A nurse is reinforcing teaching with the guardian of a 1-month-old infant who has a cleft lip and is bottle fed. Which of the following statements the guardian indicates that the teaching was effective?
- A. I will wait to burp my baby until after the feeding is finished.
- B. I will use a narrow-based nipple to feed my baby.
- C. I will hold my baby in an upright position during feedings.
- D. I will allow my baby's cheeks to remain relaxed during feeding.
Correct Answer: C
Rationale: Upright positioning prevents milk entering nasal passages in cleft lip infants. Delaying burping, narrow nipples, or relaxed cheeks are less effective.
A nurse is preparing to percuss an adolescent's chest and abdomen. Which of the following areas should the nurse expect to hear a dull sound?
- A. This region of the chest is expected to be resonant on percussion because of the air in the lung.
- B. The right upper quadrant of the abdomen is usually dull on percussion because of the underlying liver.

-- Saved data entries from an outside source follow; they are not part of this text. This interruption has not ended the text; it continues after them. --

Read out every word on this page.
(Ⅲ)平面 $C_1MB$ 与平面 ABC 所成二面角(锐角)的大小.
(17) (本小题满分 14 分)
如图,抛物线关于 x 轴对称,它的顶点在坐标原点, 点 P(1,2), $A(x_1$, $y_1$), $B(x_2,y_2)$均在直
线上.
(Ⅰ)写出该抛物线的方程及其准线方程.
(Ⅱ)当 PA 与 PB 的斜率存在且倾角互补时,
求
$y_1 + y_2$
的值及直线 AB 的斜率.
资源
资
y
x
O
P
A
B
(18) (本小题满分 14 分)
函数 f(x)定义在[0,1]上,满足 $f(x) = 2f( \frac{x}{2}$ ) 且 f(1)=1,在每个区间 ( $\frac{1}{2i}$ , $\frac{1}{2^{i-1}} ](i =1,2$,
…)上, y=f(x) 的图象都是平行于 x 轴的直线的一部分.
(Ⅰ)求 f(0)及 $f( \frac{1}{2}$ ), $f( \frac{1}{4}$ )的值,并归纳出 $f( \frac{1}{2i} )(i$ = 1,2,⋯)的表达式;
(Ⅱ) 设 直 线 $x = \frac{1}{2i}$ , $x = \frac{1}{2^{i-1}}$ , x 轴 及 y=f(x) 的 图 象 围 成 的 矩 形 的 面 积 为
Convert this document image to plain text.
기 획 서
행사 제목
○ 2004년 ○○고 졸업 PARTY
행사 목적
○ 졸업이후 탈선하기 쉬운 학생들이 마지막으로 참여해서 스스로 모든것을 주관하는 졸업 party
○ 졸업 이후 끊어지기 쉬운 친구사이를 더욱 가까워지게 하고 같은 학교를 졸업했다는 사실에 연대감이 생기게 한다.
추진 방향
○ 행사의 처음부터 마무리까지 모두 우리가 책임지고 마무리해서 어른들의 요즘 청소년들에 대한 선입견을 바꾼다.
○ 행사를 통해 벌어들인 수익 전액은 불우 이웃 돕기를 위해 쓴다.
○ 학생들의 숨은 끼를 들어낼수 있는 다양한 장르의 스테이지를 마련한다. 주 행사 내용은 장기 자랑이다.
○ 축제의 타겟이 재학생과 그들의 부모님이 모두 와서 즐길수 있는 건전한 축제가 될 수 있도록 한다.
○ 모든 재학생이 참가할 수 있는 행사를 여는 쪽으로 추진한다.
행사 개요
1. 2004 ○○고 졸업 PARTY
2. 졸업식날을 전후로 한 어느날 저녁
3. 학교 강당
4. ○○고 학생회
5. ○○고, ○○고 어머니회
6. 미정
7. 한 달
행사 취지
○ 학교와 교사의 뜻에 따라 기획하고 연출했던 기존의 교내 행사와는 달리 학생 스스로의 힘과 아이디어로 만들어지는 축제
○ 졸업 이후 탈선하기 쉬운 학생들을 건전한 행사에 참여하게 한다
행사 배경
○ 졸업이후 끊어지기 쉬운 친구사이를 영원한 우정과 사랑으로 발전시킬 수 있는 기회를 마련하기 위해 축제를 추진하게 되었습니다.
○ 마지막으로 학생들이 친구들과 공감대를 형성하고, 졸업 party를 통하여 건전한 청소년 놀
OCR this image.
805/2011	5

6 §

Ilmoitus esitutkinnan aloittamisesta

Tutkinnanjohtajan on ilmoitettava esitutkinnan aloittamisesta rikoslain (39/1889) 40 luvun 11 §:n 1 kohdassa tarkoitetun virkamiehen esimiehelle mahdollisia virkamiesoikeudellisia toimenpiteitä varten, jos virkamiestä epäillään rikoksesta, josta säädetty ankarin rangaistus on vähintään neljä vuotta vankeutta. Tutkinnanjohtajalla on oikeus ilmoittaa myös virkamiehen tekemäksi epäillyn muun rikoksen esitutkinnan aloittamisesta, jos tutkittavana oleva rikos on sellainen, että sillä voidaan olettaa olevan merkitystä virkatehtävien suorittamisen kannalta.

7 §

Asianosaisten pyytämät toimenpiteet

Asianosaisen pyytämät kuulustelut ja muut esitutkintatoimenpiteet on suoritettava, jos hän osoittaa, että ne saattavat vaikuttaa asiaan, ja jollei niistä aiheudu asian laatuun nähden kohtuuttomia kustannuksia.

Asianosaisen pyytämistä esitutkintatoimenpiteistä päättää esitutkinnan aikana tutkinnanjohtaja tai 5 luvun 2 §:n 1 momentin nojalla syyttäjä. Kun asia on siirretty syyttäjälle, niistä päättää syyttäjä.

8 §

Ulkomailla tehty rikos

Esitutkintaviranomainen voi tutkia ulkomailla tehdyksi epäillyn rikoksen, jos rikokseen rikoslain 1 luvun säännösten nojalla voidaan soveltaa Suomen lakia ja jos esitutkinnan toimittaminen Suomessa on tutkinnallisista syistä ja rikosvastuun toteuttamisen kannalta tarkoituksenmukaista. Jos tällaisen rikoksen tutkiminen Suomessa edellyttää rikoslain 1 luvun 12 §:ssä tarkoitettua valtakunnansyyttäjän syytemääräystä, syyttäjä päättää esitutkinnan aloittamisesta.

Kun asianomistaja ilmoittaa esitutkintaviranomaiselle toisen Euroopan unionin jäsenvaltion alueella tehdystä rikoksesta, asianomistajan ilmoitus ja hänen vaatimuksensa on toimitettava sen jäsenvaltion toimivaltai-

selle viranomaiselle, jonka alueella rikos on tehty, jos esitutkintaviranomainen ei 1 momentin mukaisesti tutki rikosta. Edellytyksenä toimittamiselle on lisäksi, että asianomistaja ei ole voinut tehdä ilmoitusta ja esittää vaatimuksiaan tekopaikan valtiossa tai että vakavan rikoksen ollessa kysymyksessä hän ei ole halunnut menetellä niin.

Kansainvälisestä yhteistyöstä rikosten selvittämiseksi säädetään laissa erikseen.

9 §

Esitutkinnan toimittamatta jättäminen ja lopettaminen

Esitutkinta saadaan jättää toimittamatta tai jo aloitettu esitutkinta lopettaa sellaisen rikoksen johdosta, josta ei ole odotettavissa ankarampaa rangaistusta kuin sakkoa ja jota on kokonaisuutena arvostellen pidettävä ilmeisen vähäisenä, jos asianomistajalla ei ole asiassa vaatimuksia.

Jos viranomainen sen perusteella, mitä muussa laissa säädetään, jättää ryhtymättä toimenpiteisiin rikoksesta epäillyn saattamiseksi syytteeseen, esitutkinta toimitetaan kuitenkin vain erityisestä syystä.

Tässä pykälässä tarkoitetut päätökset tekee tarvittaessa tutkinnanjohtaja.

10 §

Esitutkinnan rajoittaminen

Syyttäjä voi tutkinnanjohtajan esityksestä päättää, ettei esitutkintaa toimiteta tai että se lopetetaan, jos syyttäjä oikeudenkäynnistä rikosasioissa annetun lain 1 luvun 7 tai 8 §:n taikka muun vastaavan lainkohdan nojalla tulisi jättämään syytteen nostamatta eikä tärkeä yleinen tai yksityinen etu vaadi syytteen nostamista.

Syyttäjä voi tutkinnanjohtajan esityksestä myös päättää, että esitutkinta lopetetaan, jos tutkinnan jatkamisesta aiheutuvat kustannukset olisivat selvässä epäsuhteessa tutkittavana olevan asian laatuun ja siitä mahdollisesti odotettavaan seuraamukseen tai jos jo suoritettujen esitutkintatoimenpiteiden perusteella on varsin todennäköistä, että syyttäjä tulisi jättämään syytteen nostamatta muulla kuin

- C. This site is tympanic because of the gas in the intestines.
Correct Answer: B
Rationale: The right upper quadrant is dull due to the liver. The chest is resonant, and intestines are tympanic.
A nurse is caring for a 13-month-old toddler who has a prescription for a urinary catheter. Which of the following urinary catheters should the nurse use?
- A. 5 French
- B. 12 French
- C. 10 French
- D. 14 French
Correct Answer: A
Rationale: A 5 French catheter is appropriate for a toddler to minimize urethral trauma. Larger sizes (10, 12, 14 French) risk discomfort or injury.
A nurse is caring for a toddler who has a respiratory illness and a temperature of 39.3° C (102.7° F). Which of the following actions should the nurse take to reduce the toddler's temperature?
- A. Give the toddler a tepid bath.
- B. Administer an aspirin suppository.
- C. Remove the toddler's extra clothing.
- D. Apply a cooling blanket.
Correct Answer: C
Rationale: Removing extra clothing allows heat loss safely. Tepid baths risk shivering, aspirin risks Reye's syndrome, and cooling blankets are for severe cases.